Karakoyun’un etkinliğe öğrenciler yoğun ilgi gösterdi. Biyolog Sedat Karakoyun, “Ülkemizin çeşitli üniversitelerinden gelmiş toplum gönüllüsü 70 gence, son 50 yılda gölü nasıl kirlettiğini anlattım. ‘Gölün atalarımızın mirası değil, sizlerin bize emaneti olduğunu’ ve bizim emanete ihanet ettiğimizi söyledim. Beni bir buçuk saat can kulağıyla dinlediler. Bizler böyle bir hata yapmayacağımız sözünü verdiler” açıklamasında bulundu.
"Göle sıfır noktasında elma yetiştiriciliği yapılıyor"
Eğirdir Gölündeki kirliliğinin durdurulması ve aynı anda temizliğin başlatılması gerektiğine dikkat çeken Biyolog Karakoyun, “Eğirdir Gölü civarında özellikle Gelendost sınırlarında göle sıfır noktasında elma yetiştiriciliği yapılmaktadır. Elma yılda en az 15 ortalama 20 yağışlı yıllarda ise 30 defa ilaçlanmaktadır. Ayrıca uzun yıllar bilinçsiz gübreleme ve salma sulama ile tarım alanları değil adeta göl gübrelenmiştir. Tarımsal kimyasalların göle olan olumsuz etkileri bu güne çeşitli araştırıcılar ve üniversiteler ve TÜBİTAK Marmara Araştırma merkezince araştırılmıştır. Bütün bunların sonucunda acil önlemler alınmadığı takdirde, yakın gelecekte Eğirdir gölü suyunun içilemeyecek duruma geleceğini ortak bir ifadeyle bildirmişlerdir. Diğer taraftan yine yapılan araştırmaların sonucunda; Göl suyunda, gölün dip çamurunda ve göldeki bitkilerde belli miktarlarda pestisitlere yani Tarım ilaçlarına ve bazı ağır metallere rastlanmıştır. Bu araştırmaların sonucunda ; Göl suyu içme suyu kalitesi olarak TSE 226 da belirlenen1. sınıf su kalitesinden 4. Sınıf su kalitesine düştüğü tespit edilmiştir" dedi.

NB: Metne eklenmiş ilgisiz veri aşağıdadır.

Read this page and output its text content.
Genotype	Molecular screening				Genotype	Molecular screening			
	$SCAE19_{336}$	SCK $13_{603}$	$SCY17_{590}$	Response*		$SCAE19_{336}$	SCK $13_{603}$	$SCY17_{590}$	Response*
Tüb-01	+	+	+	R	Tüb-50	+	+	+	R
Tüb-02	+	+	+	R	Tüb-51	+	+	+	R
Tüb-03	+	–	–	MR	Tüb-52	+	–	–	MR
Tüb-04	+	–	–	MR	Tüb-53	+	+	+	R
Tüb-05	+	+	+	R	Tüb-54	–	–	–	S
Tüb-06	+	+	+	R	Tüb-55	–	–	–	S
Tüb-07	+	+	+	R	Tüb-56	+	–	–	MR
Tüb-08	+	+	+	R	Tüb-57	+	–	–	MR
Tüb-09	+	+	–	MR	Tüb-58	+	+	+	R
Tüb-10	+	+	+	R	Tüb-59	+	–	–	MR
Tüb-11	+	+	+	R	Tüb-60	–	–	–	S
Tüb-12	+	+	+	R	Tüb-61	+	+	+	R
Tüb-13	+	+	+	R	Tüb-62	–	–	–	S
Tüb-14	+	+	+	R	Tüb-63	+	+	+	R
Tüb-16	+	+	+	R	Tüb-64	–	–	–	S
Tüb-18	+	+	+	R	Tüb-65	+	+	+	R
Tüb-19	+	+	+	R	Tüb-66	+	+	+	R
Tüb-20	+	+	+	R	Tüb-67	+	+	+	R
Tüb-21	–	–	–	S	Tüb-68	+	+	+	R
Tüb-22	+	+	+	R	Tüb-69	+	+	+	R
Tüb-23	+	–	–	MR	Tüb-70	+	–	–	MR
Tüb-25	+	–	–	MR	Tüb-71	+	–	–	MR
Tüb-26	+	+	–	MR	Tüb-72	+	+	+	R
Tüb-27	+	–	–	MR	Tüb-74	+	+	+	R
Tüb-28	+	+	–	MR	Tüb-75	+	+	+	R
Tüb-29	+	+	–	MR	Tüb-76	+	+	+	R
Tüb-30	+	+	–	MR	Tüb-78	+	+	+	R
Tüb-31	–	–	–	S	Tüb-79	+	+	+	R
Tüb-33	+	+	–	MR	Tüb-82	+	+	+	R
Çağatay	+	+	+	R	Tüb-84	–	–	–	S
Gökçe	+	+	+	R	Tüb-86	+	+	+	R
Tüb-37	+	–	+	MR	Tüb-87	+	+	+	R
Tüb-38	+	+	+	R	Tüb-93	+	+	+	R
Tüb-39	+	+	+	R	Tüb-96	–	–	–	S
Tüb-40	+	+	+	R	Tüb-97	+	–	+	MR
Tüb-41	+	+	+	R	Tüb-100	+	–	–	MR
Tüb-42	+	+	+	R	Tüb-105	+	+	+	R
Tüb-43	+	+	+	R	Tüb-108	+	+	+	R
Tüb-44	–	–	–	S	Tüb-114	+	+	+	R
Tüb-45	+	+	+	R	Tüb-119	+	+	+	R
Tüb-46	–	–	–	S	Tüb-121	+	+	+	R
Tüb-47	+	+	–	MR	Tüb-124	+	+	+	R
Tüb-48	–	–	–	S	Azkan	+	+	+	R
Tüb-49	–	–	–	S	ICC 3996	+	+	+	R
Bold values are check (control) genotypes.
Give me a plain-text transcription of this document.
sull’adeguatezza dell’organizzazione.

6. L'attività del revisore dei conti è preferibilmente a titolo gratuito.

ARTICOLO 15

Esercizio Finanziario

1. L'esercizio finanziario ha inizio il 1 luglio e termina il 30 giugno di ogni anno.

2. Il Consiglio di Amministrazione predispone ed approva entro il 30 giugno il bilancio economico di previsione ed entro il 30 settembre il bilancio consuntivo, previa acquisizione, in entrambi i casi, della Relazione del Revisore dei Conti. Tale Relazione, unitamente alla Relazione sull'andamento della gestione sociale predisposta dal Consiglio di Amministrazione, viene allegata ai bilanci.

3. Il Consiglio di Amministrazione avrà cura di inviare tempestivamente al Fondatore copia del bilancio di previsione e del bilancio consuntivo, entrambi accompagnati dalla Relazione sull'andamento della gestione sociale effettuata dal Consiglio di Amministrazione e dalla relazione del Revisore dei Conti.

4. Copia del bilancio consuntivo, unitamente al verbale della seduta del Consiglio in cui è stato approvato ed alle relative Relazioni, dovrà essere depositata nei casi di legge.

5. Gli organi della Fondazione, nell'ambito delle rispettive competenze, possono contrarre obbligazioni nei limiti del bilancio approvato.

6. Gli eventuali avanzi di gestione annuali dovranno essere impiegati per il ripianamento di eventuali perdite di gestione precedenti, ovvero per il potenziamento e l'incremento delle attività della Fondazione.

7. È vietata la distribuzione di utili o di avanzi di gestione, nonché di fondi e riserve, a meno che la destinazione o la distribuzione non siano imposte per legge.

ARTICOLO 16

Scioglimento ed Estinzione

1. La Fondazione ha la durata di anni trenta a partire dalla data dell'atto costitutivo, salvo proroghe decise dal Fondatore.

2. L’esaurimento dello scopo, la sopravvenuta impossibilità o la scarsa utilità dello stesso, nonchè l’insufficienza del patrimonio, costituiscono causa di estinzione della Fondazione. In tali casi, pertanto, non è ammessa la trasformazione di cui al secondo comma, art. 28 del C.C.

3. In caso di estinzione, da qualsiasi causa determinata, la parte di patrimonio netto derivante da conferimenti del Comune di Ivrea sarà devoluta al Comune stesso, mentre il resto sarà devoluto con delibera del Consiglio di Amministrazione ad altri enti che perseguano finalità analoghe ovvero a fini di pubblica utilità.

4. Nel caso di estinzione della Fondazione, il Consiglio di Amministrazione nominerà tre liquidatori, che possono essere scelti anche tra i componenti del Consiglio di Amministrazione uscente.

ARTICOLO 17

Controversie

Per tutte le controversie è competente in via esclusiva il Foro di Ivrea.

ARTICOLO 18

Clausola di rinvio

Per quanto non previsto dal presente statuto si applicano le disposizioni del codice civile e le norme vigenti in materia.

Eğirdir Gölünün kurtulması için büyük çaba sarf ettiğini ve Isparta’nın Damla sulamada örnek illerden biri olduğunu söyleyen Biyolog Karakoyun, şunları söyledi; "Bunlardan biri havzasında damla sulamaya geçilmesi, diğeri ise gölü tehdit eden tarımsal kimyasalların Göl üzerindeki etkilerinin izlenmesi çalışması idi. Sayın Cumhurbaşkanımız rahmetli Demirel’in himayelerinde 1992 yılında Ankara’da yapılan Isparta’nın Dünü Bugünü yarını sempozyumunda, yapmış olduğum sunumda iki önemli öngörüde bulunmuştum. Bugün Isparta Damla Sulama konusunda özellikle toplu Damla Sulama da Türkiye’nin örnek gösterilen illerinden biridir. Eğer bu öngörüm uygulamada yer bulmamış olsaydı, biz belki de bu gün gölü kaybetmiştik. Yıllarca yerel yazılı ve sözlü basın aracılığıyla uyarılarda bulundum. Bunu Isparta’daki yerel basın temsilcileri iyi bilir. Ayrıca ülkemizin ünlü televizyon programcıları; rahmetli Tayfun Talipoğlu ve yeşil doğa programının yapımcısı Güven İslamoğlu ile yaptığım programlarla Eğirdir Gölü kirliliğini ülke gündemine taşıdım. Bununla da kalmayıp; Bir önceki Cumhurbaşkanına mektup yazarak Eğirdir Gölü’nün stratejik önemini anlattım:bu bağlamda 1-Cumhurbaşkanlığı Devlet Denetleme Kurulu’nun Göl ile ilgili rapor hazırlamasını istedim. 2- Eğirdir Güllü kirliliğinin durdurulması konusunun Milli Güvenlik Siyaset Belgesi yani Kırmızı kitaba alınmasını istedim. 3 -Konunun Milli Güvenlik Kurulu toplantısında bir madde olarak gündeme alınmasını istedim. Çeşitli üniversiteler ve kamu kurumların düzenlediği konferans, sempozyum ve panellere konuşmacı olarak ve panel yöneticisi olarak katıldım".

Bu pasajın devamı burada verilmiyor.